•  
  •  
  •  
  •  
  •  
  •  
  •  
  •  
  •  
  •  
  •  
  •  
  •  
  •  
  •  
  •  
  •  
  •  
  •  
  •  
  •  
  •  
  •  
  •  

Le tueur en série Paul Bernardo demande d'être libéré

Photo de Paul Bernardo à bord d'une voiture.
Le meurtrier Paul Bernardo Photo: La Presse canadienne / Frank Gunn

Après 23 ans en prison, l'un des criminels les plus notoires du pays, Paul Bernardo, violeur et tueur en série reconnu coupable du meurtre de deux adolescentes dans les années 90, demande mercredi sa libération conditionnelle. Les familles de ses victimes, elles, veulent qu'il croupisse en prison pour le reste de sa vie.

Un texte de Christian Noël

Leslie Mahaffy et Kristen French avaient respectivement 14 et 15 ans. Elles ont été enlevées à 10 mois d’intervalle, en juin 1991 et en avril 1992, dans la région du Niagara. Dans les deux cas, les recherches ont duré deux semaines, avant que leurs corps mutilés ne soient finalement retrouvés.

Les familles French et Mahaffy vivent chaque jour avec cette douleur atroce. On leur a enlevé leurs filles de la pire façon imaginable. Même 25 ans plus tard, la blessure est encore vive.

Tim Danson, avocat des familles French et Mahaffy
Leslie Mahaffy et Kristen French.Leslie Mahaffy et Kristen French ont été enlevées à 10 mois d’intervalle, en juin 1991 et en avril 1992, dans la région du Niagara. Photo : Radio-Canada

Les deux adolescentes ont été enlevées, séquestrées, violées et assassinées par Paul Bernardo et sa complice Karla Homolka. À la suite d’un long procès, cette dernière a reçu une peine réduite de 12 ans de prison pour avoir coopéré avec les policiers. Elle a maintenant retrouvé sa liberté et, selon les dernières informations, elle habite dans la région de Montréal.

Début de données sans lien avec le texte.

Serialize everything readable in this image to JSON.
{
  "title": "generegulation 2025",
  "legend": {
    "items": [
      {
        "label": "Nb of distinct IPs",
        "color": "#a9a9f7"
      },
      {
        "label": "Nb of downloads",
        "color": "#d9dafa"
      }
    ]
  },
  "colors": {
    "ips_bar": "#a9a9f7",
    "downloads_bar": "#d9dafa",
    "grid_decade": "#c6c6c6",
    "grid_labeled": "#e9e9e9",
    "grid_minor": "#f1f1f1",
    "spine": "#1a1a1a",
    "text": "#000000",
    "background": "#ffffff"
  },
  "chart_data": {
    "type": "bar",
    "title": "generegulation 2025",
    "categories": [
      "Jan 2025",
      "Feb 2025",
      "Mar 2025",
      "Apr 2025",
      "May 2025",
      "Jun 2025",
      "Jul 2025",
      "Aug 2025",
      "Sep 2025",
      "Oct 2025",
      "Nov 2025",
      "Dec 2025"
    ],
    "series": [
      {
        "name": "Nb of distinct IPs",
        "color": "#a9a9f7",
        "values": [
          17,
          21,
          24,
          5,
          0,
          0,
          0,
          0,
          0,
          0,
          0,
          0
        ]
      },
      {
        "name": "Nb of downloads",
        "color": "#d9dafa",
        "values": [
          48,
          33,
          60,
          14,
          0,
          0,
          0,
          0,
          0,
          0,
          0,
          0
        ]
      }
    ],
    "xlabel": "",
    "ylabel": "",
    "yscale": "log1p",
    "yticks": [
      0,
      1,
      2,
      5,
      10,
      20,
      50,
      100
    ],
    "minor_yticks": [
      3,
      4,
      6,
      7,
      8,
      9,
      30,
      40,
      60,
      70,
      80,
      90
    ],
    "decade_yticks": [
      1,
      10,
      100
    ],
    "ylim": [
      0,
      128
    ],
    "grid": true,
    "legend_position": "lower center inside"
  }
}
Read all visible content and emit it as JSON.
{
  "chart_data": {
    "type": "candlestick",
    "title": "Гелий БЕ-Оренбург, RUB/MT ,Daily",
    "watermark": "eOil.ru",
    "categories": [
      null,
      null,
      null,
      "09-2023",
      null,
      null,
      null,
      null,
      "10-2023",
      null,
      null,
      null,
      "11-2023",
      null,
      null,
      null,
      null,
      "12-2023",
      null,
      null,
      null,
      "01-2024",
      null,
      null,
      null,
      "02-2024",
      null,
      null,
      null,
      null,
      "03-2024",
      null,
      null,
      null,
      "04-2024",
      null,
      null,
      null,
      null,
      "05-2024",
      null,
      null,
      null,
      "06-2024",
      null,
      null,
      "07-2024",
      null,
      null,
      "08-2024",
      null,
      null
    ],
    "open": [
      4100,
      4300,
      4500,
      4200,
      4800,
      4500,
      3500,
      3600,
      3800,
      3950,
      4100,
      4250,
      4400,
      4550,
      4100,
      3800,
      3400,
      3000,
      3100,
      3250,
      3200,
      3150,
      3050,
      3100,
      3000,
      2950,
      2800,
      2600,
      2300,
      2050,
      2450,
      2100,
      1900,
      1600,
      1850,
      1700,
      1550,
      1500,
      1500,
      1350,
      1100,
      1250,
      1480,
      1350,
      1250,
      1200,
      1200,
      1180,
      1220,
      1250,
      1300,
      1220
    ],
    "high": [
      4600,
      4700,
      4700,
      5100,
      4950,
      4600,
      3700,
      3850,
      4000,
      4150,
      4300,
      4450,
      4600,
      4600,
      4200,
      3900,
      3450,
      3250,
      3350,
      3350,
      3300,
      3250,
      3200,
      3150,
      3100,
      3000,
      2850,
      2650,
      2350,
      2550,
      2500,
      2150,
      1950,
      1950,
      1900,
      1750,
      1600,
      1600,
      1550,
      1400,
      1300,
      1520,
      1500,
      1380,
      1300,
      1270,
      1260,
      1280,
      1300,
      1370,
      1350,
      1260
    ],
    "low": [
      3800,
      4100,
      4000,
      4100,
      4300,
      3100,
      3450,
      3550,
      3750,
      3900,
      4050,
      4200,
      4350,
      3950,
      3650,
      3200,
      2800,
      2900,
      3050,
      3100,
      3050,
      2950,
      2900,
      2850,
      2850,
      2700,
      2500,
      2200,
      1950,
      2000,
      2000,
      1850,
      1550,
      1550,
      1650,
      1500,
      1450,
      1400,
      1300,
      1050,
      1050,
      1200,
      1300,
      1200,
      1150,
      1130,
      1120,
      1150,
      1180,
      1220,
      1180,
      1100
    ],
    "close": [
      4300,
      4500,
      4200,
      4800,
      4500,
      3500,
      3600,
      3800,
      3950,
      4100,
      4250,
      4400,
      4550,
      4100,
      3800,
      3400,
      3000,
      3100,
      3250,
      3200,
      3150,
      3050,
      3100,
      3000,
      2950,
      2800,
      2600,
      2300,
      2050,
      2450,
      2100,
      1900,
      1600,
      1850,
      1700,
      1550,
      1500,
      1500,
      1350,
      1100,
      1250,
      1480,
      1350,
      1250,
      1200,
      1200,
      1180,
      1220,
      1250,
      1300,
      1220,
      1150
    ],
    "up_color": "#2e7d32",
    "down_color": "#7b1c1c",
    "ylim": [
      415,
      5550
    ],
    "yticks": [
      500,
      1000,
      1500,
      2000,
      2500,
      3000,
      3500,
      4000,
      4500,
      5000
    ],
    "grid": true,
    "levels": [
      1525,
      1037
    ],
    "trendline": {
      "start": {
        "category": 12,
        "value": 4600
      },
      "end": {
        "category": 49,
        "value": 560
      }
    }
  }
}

Paul Bernardo lui, a reçu une peine de prison à vie. Alors qu’il était en détention, il a avoué être celui que l'on surnommait le « violeur de Scarborough », et avoir agressé sexuellement une vingtaine de jeunes femmes à la fin des années 80.

« Mérite-t-il d’être libéré? »

Après 23 ans derrière les barreaux, Paul Bernardo estime qu’il a payé sa dette à la société et souhaite obtenir une libération conditionnelle. Son audience devant la Commission des libérations conditionnelles du Canada (CLCC) doit avoir lieu mercredi matin.

Son avocat Fergus O'Connor, fait valoir qu'il y a droit, notamment en raison de son bon comportement en prison. Selon lui, au-delà des émotions fortes que suscite son client, c’est une analyse froide du droit qui devrait décider ou non de sa libération.

La question ce n’est pas : ''Est-ce que Paul Bernardo mérite d’être libéré ou non?'' La question doit être : ''Est-ce qu’il représente un risque pour la société?''. C’est le principe qui doit guider toute libération conditionnelle.

Fergus O'Connor, avocat de Paul Bernardo

Me O’Connor fait aussi valoir que Paul Bernardo a commis ses crimes « alors qu’il était dans la mi-vingtaine. Il est maintenant dans la mi-cinquantaine. Il a aussi un certain soutien dans la communauté ».

Impact sur les familles

L’avocat Tim Danson, qui représente les familles des victimes, est convaincu que « les chances sont minces » pour que Paul Bernardo obtienne sa libération conditionnelle. Mais il ajoute que les familles ne tiennent rien pour acquis, et qu'elles feront tout en leur pouvoir pour qu’il demeure incarcéré.

Me Danson rappelle que Paul Bernardo a reconnu être un violeur en série, qu'il a reçu l'étiquette de prédateur sexuel dangereux et qu'il a été classé psychopathe clinique, avec un score de 35 sur 40 sur l’échelle de psychopathie.

Les familles French et Mahaffy s'opposent avec véhémence à sa libération. Elles doivent témoigner mercredi matin devant la Commission, pour partager la peine et la souffrance causées par les crimes de Paul Bernardo. Se préparer pour ces audiences a été émotionnellement exténuant pour les familles, confie leur avocat.

Ça leur arrache le coeur. Le tourment et le chagrin des familles sont réels et profonds. Parfois, ça me donne envie de pleurer.

Tim Danson, avocat des familles French et Mahaffy

Ce n'est pas la première fois que Paul Bernardo demande une audience pour sa libération, mais chaque fois, il l'a fait reporter à une date ultérieure. Une façon, croit Tim Danson, de continuer de torturer les familles de ses victimes.